Aims: Prior to testing patient VUSs, it is critical to evaluate the editing efficacy of our system and confirm the phenotypic changes in functional assays. Thus our aims are (1) To create a bank of human osteoblast lines with knockout, pathogenic and benign variants; (2) To functionally assess differentiated gene-edited cells.

Methods: Patient VUSs were screened using the PolyPhen2 database to identify likely pathogenic mutations and create a priority list. CRISPR guides were generated using crispr.mit.edu and ligated into Cas9 plasmids. Guides were screened using the T7E1 assay in HEK293 and ASC52telo cells to confirm editing efficiency. Subsequently, individual cells were picked for clonal expansion. Differentiation of ASC52telos was assessed after 14 days using alkaline phosphatase and alizarin red S staining. 

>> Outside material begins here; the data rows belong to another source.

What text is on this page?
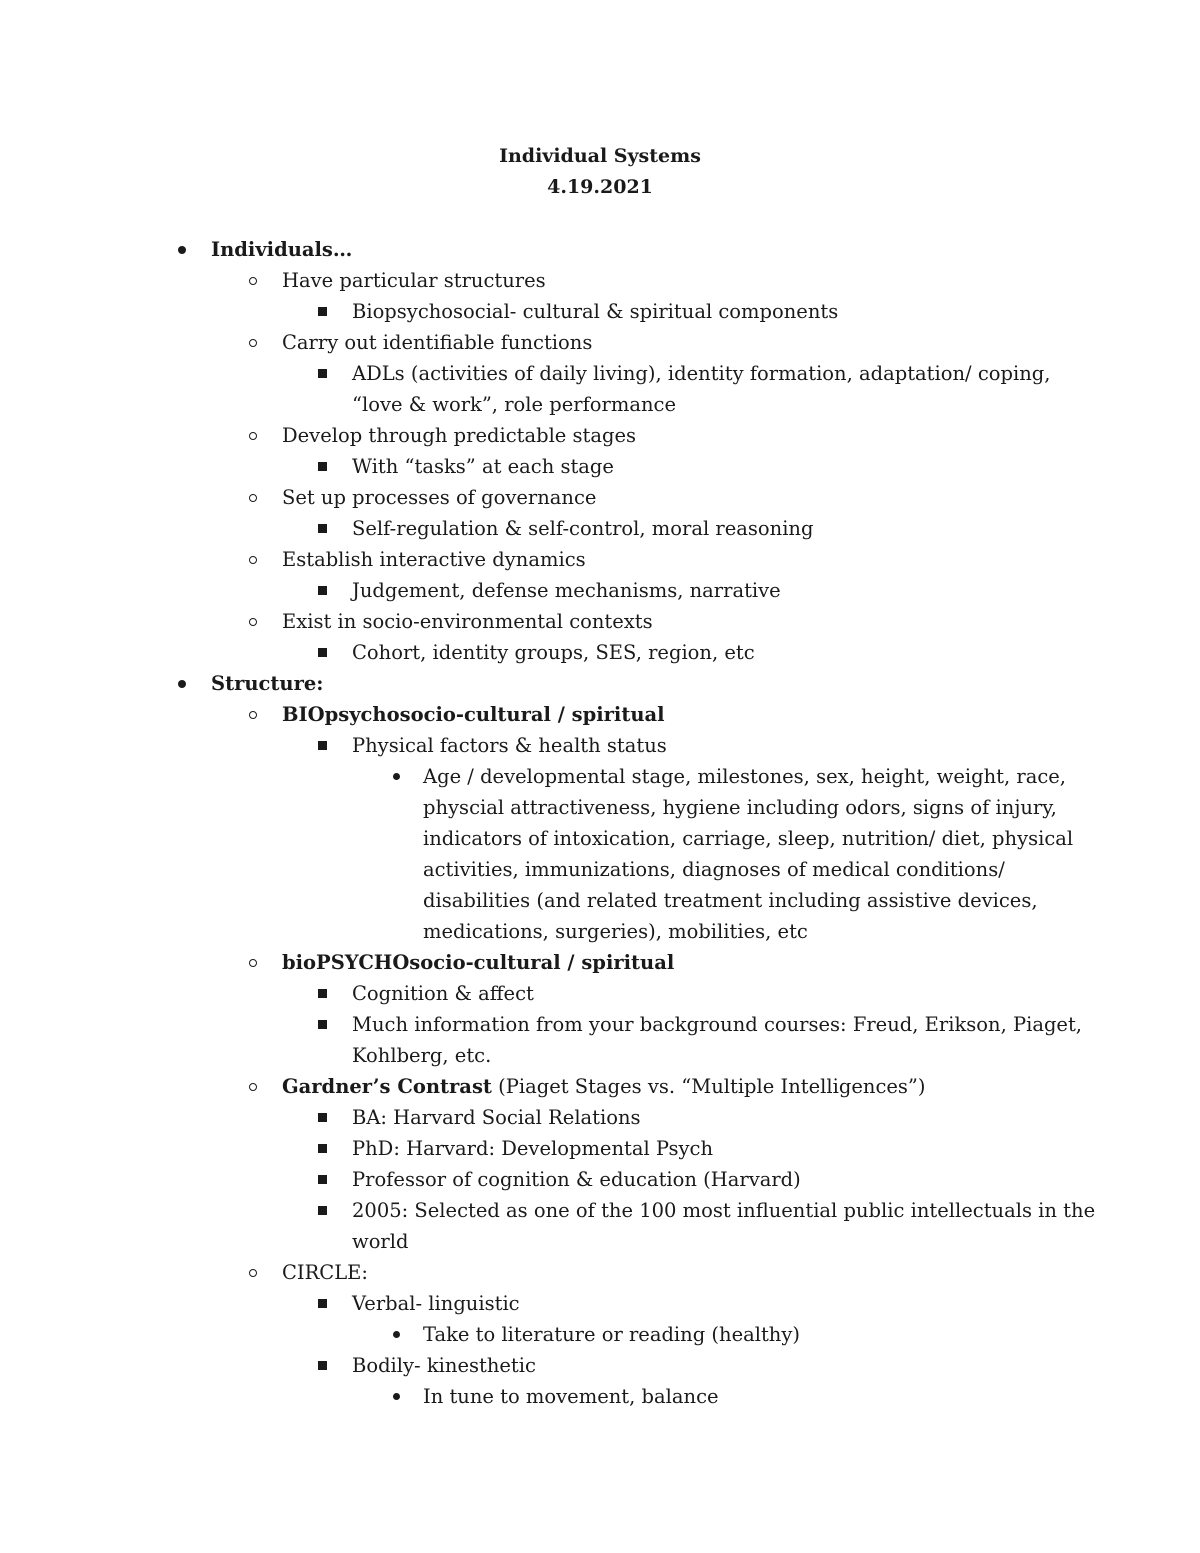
Individual Systems
4.19.2021
Individuals…
Have particular structures
Biopsychosocial- cultural & spiritual components
Carry out identifiable functions
ADLs (activities of daily living), identity formation, adaptation/ coping,
“love & work”, role performance
Develop through predictable stages
With “tasks” at each stage
Set up processes of governance
Self-regulation & self-control, moral reasoning
Establish interactive dynamics
Judgement, defense mechanisms, narrative
Exist in socio-environmental contexts
Cohort, identity groups, SES, region, etc
Structure:
BIOpsychosocio-cultural / spiritual
Physical factors & health status
Age / developmental stage, milestones, sex, height, weight, race,
physcial attractiveness, hygiene including odors, signs of injury,
indicators of intoxication, carriage, sleep, nutrition/ diet, physical
activities, immunizations, diagnoses of medical conditions/
disabilities (and related treatment including assistive devices,
medications, surgeries), mobilities, etc
bioPSYCHOsocio-cultural / spiritual
Cognition & affect
Much information from your background courses: Freud, Erikson, Piaget,
Kohlberg, etc.
Gardner’s Contrast (Piaget Stages vs. “Multiple Intelligences”)
BA: Harvard Social Relations
PhD: Harvard: Developmental Psych
Professor of cognition & education (Harvard)
2005: Selected as one of the 100 most influential public intellectuals in the
world
CIRCLE:
Verbal- linguistic
Take to literature or reading (healthy)
Bodily- kinesthetic
In tune to movement, balance
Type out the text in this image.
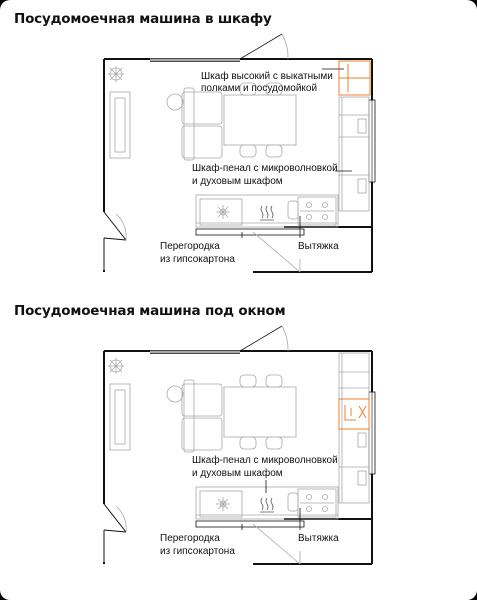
Посудомоечная машина в шкафу
Шкаф высокий с выкатными
полками и посудомойкой
Шкаф-пенал с микроволновкой
и духовым шкафом
Перегородка
из гипсокартона
Вытяжка
Посудомоечная машина под окном
Шкаф-пенал с микроволновкой
и духовым шкафом
Перегородка
из гипсокартона
Вытяжка
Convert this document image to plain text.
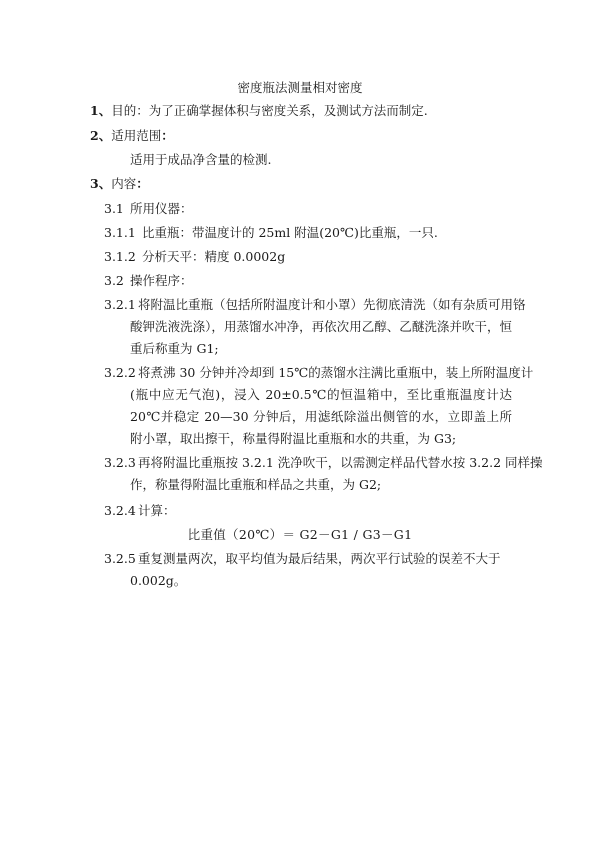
密度瓶法测量相对密度
1、目的：为了正确掌握体积与密度关系，及测试方法而制定.
2、适用范围：
适用于成品净含量的检测.
3、内容：
3.1 所用仪器：
3.1.1 比重瓶：带温度计的 25ml 附温(20℃)比重瓶，一只.
3.1.2 分析天平：精度 0.0002g
3.2 操作程序：
3.2.1 将附温比重瓶（包括所附温度计和小罩）先彻底清洗（如有杂质可用铬
酸钾洗液洗涤），用蒸馏水冲净，再依次用乙醇、乙醚洗涤并吹干，恒重后称重为 G1;
3.2.2 将煮沸 30 分钟并冷却到 15℃的蒸馏水注满比重瓶中，装上所附温度计
(瓶中应无气泡)，浸入 20±0.5℃的恒温箱中，至比重瓶温度计达 20℃并稳定 20—30 分钟后，用滤纸除溢出侧管的水，立即盖上所附小罩，取出擦干，称量得附温比重瓶和水的共重，为 G3;
3.2.3 再将附温比重瓶按 3.2.1 洗净吹干，以需测定样品代替水按 3.2.2 同样操
作，称量得附温比重瓶和样品之共重，为 G2;
3.2.4 计算：
比重值（20℃）＝ G2－G1 / G3－G1
3.2.5 重复测量两次，取平均值为最后结果，两次平行试验的误差不大于
0.002g。
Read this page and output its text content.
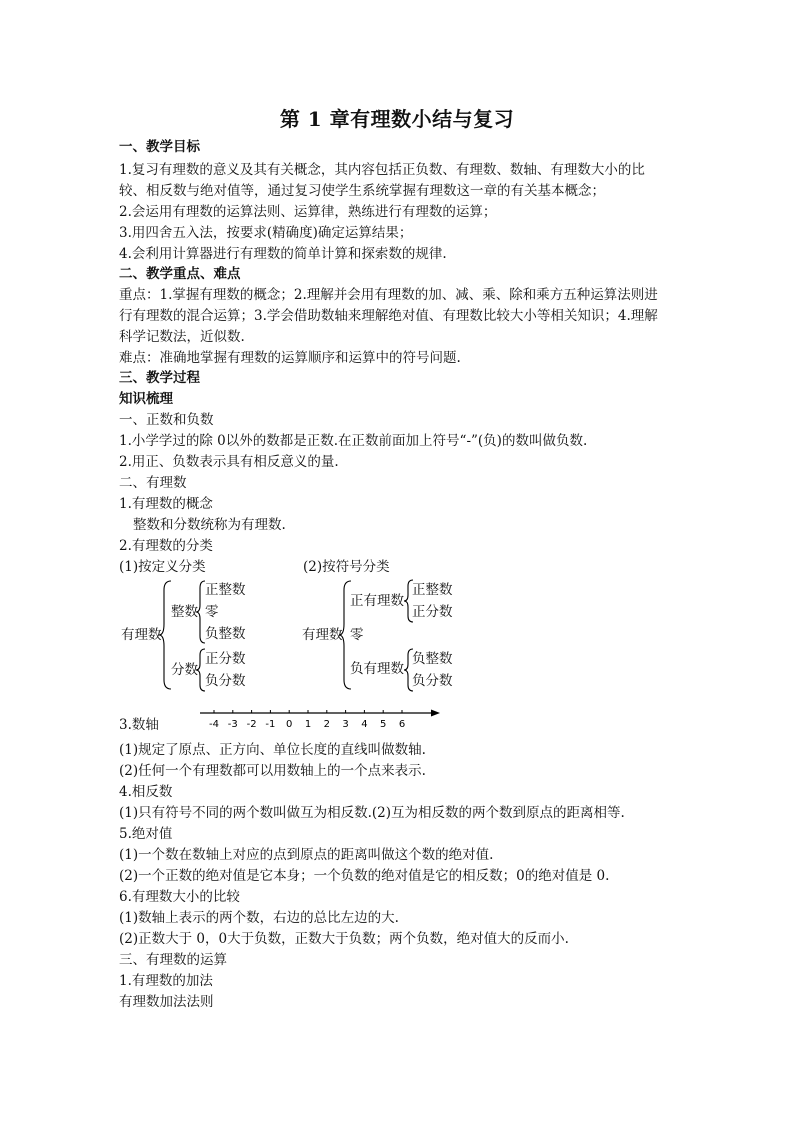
第 1 章有理数小结与复习
一、教学目标
1.复习有理数的意义及其有关概念，其内容包括正负数、有理数、数轴、有理数大小的比
较、相反数与绝对值等，通过复习使学生系统掌握有理数这一章的有关基本概念；
2.会运用有理数的运算法则、运算律，熟练进行有理数的运算；
3.用四舍五入法，按要求(精确度)确定运算结果；
4.会利用计算器进行有理数的简单计算和探索数的规律.
二、教学重点、难点
重点：1.掌握有理数的概念；2.理解并会用有理数的加、减、乘、除和乘方五种运算法则进
行有理数的混合运算；3.学会借助数轴来理解绝对值、有理数比较大小等相关知识；4.理解
科学记数法，近似数.
难点：准确地掌握有理数的运算顺序和运算中的符号问题.
三、教学过程
知识梳理
一、正数和负数
1.小学学过的除 0以外的数都是正数.在正数前面加上符号“-”(负)的数叫做负数.
2.用正、负数表示具有相反意义的量.
二、有理数
1.有理数的概念
整数和分数统称为有理数.
2.有理数的分类
(1)按定义分类
有理数
整数
正整数
零
负整数
分数
正分数
负分数
(2)按符号分类
有理数
正有理数
正整数
正分数
零
负有理数
负整数
负分数
3.数轴	-4 -3 -2 -1 0 1 2 3 4 5 6
(1)规定了原点、正方向、单位长度的直线叫做数轴.
(2)任何一个有理数都可以用数轴上的一个点来表示.
4.相反数
(1)只有符号不同的两个数叫做互为相反数.(2)互为相反数的两个数到原点的距离相等.
5.绝对值
(1)一个数在数轴上对应的点到原点的距离叫做这个数的绝对值.
(2)一个正数的绝对值是它本身；一个负数的绝对值是它的相反数；0的绝对值是 0.
6.有理数大小的比较
(1)数轴上表示的两个数，右边的总比左边的大.
(2)正数大于 0，0大于负数，正数大于负数；两个负数，绝对值大的反而小.
三、有理数的运算
1.有理数的加法
有理数加法法则
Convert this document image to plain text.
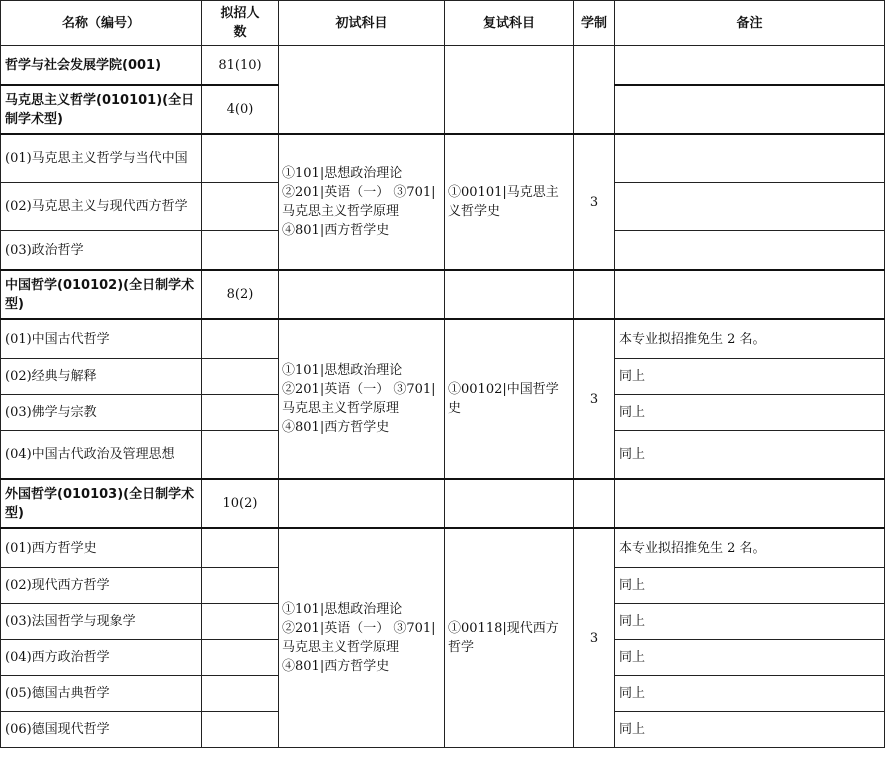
名称（编号）	拟招人数	初试科目	复试科目	学制	备注
哲学与社会发展学院(001)	81(10)				
马克思主义哲学(010101)(全日制学术型)	4(0)				
(01)马克思主义哲学与当代中国		①101|思想政治理论 ②201|英语（一） ③701|马克思主义哲学原理 ④801|西方哲学史	①00101|马克思主义哲学史	3	
(02)马克思主义与现代西方哲学					
(03)政治哲学					
中国哲学(010102)(全日制学术型)	8(2)				
(01)中国古代哲学		①101|思想政治理论 ②201|英语（一） ③701|马克思主义哲学原理 ④801|西方哲学史	①00102|中国哲学史	3	本专业拟招推免生 2 名。
(02)经典与解释					同上
(03)佛学与宗教					同上
(04)中国古代政治及管理思想					同上
外国哲学(010103)(全日制学术型)	10(2)				
(01)西方哲学史		①101|思想政治理论 ②201|英语（一） ③701|马克思主义哲学原理 ④801|西方哲学史	①00118|现代西方哲学	3	本专业拟招推免生 2 名。
(02)现代西方哲学					同上
(03)法国哲学与现象学					同上
(04)西方政治哲学					同上
(05)德国古典哲学					同上
(06)德国现代哲学					同上
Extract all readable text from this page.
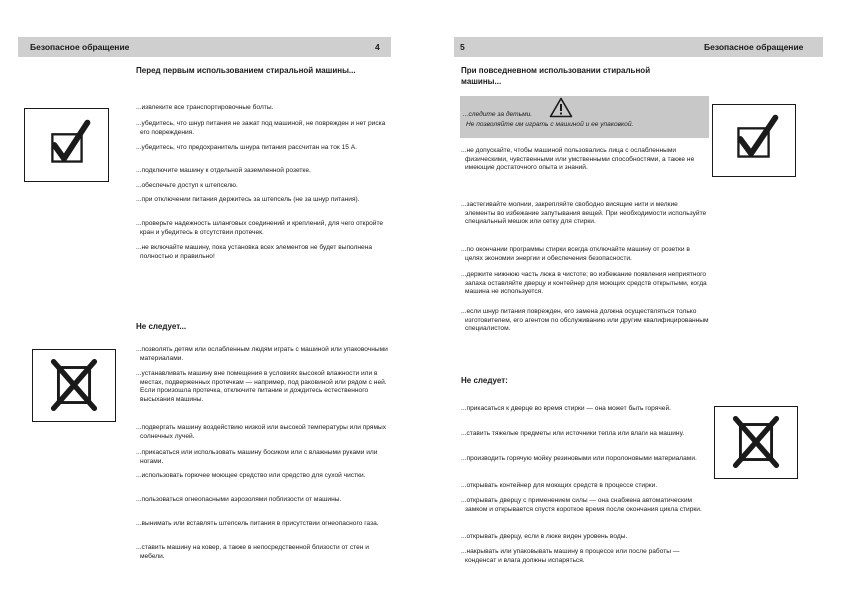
Безопасное обращение	4
Перед первым использованием стиральной машины...
...извлеките все транспортировочные болты.
...убедитесь, что шнур питания не зажат под машиной, не поврежден и нет риска его повреждения.
...убедитесь, что предохранитель шнура питания рассчитан на ток 15 А.
...подключите машину к отдельной заземленной розетке.
...обеспечьте доступ к штепселю.
...при отключении питания держитесь за штепсель (не за шнур питания).
...проверьте надежность шланговых соединений и креплений, для чего откройте кран и убедитесь в отсутствии протечек.
...не включайте машину, пока установка всех элементов не будет выполнена полностью и правильно!
Не следует...
...позволять детям или ослабленным людям играть с машиной или упаковочными материалами.
...устанавливать машину вне помещения в условиях высокой влажности или в местах, подверженных протечкам — например, под раковиной или рядом с ней. Если произошла протечка, отключите питание и дождитесь естественного высыхания машины.
...подвергать машину воздействию низкой или высокой температуры или прямых солнечных лучей.
...прикасаться или использовать машину босиком или с влажными руками или ногами.
...использовать горючее моющее средство или средство для сухой чистки.
...пользоваться огнеопасными аэрозолями поблизости от машины.
...вынимать или вставлять штепсель питания в присутствии огнеопасного газа.
...ставить машину на ковер, а также в непосредственной близости от стен и мебели.
5	Безопасное обращение
При повседневном использовании стиральной машины...
...следите за детьми.
Не позволяйте им играть с машиной и ее упаковкой.
...не допускайте, чтобы машиной пользовались лица с ослабленными физическими, чувственными или умственными способностями, а также не имеющие достаточного опыта и знаний.
...застегивайте молнии, закрепляйте свободно висящие нити и мелкие элементы во избежание запутывания вещей. При необходимости используйте специальный мешок или сетку для стирки.
...по окончании программы стирки всегда отключайте машину от розетки в целях экономии энергии и обеспечения безопасности.
...держите нижнюю часть люка в чистоте; во избежание появления неприятного запаха оставляйте дверцу и контейнер для моющих средств открытыми, когда машина не используется.
...если шнур питания поврежден, его замена должна осуществляться только изготовителем, его агентом по обслуживанию или другим квалифицированным специалистом.
Не следует:
...прикасаться к дверце во время стирки — она может быть горячей.
...ставить тяжелые предметы или источники тепла или влаги на машину.
...производить горячую мойку резиновыми или поролоновыми материалами.
...открывать контейнер для моющих средств в процессе стирки.
...открывать дверцу с применением силы — она снабжена автоматическим замком и открывается спустя короткое время после окончания цикла стирки.
...открывать дверцу, если в люке виден уровень воды.
...накрывать или упаковывать машину в процессе или после работы — конденсат и влага должны испаряться.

Results: Assessment of VUSs from a cohort of 120 bone fragility disorder patients identified COL1A1, LRP5, BMP1, and FKBP10 as high priority genes. CRISPR guides were screened in a 2-step process, initially in HEK293 and again in ASC52telos to confirm mutational efficiency. Following validation, clonal populations were generated and are being expanded. Initial assays have demonstrated that differentiated ASC52telo cells have a high level of alkaline phosphatase activity and matrix mineralisation, ideal for a functional pipeline.

Discussion: This approach is currently being expanded to trial additional functional assays, with the goal to streamline the process for use in a NATA-accredited hospital laboratory within 2 years.